Socializing inevitably reduced incentives for improving performance and since the majority of kids go through public education, it has a social cost.

Since education is politicized, whoever has the most political power wins out. Like most other political issues, those who have the most to gain, such as teachers unions inevitably look out for their own self interest at the expense of the consumers. I do not think teachers are any more greedy or selfish then anyone else but without the balancing affect of accountability directly to the consumer, their irrational and often time unconscious behavior can lead to negative results.

Like most issues, education can be incredibly complex. We have limited data from before public schooling began and it is hard to tell what is in societies best interest.

Michael Humpherys said...

"On the other hand, if you believe in negative rights, meaning that you cannot be prohibited from doing something, then you may reach a different conclusion."

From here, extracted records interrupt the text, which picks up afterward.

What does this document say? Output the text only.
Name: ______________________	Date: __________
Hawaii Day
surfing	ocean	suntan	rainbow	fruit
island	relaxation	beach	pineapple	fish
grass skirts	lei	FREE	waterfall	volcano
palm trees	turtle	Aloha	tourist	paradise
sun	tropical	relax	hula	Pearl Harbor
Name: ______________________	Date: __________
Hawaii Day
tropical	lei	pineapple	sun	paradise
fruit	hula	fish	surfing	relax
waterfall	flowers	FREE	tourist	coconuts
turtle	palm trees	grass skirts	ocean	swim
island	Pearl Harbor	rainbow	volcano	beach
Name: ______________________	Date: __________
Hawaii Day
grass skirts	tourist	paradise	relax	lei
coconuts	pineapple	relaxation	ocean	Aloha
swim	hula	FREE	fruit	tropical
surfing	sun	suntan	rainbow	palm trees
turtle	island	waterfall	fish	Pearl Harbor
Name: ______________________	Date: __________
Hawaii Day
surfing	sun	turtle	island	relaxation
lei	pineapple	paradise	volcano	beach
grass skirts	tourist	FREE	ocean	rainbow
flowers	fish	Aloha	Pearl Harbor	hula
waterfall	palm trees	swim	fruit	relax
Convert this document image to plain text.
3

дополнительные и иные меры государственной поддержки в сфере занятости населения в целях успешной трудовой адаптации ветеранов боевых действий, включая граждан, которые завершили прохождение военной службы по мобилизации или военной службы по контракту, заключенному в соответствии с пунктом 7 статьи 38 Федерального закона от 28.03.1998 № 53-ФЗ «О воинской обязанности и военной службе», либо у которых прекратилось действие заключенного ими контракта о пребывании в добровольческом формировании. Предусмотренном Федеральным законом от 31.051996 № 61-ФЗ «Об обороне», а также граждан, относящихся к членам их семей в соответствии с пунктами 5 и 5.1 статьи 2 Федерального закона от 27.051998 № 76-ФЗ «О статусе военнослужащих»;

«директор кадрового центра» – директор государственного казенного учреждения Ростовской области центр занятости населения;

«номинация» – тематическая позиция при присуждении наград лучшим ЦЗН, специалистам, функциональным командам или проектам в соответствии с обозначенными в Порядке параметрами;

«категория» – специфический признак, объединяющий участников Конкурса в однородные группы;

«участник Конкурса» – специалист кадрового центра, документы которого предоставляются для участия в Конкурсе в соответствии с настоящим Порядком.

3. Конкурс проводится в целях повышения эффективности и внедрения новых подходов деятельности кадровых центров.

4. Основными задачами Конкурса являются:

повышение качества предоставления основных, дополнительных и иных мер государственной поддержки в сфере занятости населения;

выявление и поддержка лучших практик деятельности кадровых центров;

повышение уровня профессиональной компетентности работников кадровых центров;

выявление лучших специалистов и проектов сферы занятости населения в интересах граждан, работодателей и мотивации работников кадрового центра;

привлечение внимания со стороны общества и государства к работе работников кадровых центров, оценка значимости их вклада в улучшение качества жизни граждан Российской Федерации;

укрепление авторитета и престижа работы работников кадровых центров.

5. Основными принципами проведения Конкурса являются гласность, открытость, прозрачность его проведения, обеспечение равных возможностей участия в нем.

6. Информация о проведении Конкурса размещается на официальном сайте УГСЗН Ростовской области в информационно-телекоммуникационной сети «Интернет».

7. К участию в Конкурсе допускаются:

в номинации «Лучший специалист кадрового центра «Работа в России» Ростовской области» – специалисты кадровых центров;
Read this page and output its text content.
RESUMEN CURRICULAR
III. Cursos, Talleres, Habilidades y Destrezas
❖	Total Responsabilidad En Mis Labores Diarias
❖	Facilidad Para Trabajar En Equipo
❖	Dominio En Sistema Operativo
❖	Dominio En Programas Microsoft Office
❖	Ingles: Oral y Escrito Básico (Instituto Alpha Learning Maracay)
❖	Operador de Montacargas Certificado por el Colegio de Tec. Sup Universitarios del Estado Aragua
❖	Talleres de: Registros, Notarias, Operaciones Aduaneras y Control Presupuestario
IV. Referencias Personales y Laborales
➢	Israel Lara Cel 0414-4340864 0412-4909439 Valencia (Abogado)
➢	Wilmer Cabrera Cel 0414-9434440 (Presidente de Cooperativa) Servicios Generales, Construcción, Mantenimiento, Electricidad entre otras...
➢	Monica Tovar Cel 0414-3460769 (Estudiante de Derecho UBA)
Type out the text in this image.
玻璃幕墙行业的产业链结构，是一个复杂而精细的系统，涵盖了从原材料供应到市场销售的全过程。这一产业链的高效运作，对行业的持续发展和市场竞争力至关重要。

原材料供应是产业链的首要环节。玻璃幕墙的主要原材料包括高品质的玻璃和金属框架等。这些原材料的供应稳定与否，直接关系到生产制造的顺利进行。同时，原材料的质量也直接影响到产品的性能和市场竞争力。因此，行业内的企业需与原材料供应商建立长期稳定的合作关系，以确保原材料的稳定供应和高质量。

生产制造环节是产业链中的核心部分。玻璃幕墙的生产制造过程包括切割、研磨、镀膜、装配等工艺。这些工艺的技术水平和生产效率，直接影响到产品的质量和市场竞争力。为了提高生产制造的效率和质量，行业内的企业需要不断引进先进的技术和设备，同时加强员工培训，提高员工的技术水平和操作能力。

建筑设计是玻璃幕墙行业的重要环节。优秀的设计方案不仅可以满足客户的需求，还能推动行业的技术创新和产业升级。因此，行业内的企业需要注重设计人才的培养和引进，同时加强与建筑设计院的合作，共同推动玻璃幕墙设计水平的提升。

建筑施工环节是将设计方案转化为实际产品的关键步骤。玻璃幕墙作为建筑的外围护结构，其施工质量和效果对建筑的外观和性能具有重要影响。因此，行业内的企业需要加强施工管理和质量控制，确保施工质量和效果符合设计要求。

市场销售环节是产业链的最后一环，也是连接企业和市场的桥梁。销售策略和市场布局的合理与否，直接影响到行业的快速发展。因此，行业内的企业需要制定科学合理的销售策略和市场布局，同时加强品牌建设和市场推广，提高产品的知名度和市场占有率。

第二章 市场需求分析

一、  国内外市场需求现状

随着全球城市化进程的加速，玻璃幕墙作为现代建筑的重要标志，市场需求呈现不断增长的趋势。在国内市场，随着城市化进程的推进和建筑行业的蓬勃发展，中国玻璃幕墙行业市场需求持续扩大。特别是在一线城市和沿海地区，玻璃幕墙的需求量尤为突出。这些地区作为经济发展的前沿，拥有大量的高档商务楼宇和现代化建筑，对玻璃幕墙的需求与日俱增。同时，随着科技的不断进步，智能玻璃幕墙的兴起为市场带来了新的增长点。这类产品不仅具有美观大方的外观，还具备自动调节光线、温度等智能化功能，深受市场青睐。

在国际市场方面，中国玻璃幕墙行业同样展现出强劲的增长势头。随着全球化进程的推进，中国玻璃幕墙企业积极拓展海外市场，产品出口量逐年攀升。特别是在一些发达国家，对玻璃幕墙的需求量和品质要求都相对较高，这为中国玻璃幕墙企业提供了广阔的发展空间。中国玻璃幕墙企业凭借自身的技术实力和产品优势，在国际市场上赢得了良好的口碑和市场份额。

However, doesn't every negative right necessarily descend from a positive right. Your very definition of negative rights assumes that everyone has a positive right to choose for themselves.
We have discussed this before, but from where do you get your negative rights, or if you agree with my above statement, the positive right of self-determination?

Verl Humpherys said...

Negative rights do not descend from positive rights unless you are claiming that everyone is entitled to be given the ability to choose. The right to self determination can only be a negative right since no one is given the ability of self determination by anyone else but by right cannot be denied self determination.

Rights are a very complicated issue. As a matter of principle I keep the basic belief that everyone has the right to do what ever the wish so long as they do not infringe on the equal rights of others. While this does not obviously maximize social welfare, the Utilitarian response can have the negative consequence that result from redistribution. Since an individuals utility increases at a decreasing rate, taking from the rich and giving to the poor should increase social welfare as the poor would gain more then the rich would lose. This can have a discouraging effect on those who lose utility and future increases in social welfare may be less then otherwise.

Michael Humpherys said...

I'll grant that I'm not certain that all negative rights come from positive rights, but I don't understand your point about self-determination. You seem to be saying that people ought to be able to choose as they please and no one can interfere with this, and somehow this is a negative right.

Let me offer another example. Do people have a right to food? Say there is a starving person on the side of the road. Does he have a right to food? By your negative rights theory, he has only the right that he can't be prohibited from getting food.

This is another problem I have with the Libertarian non-interference view. It is tragically inhuman. According to the Libertarian, he would be wholly justified in letting the man starve to death, because he has no right to food, only a right to not be prohibited from getting food.

Again, this strikes me as a case where a modern theory takes only a part of the truth and proclaims it to be the whole truth. Yes, in a sense there are negative rights, but there really are positive rights. It is not that people should not be impeded in their day goings-on, but they have an eminent human dignity that must be recognized and respected.

This human dignity means that people have a right to life, i.e. to food, shelter, basic medical aid, etc. Further, this human dignity implies that people have a right to a certain degree of education, given what human person are.

When we try to reduce human rights to merely negative rights, we in someways deny the dignity of the human person.

I will point out here that none of this implies a specific political or economic system. I am not suggested a form of socialism, but merely a recognition of human nature. Indeed, human dignity is the necessary condition upon which any political or economic system must be founded for it to be just and humane.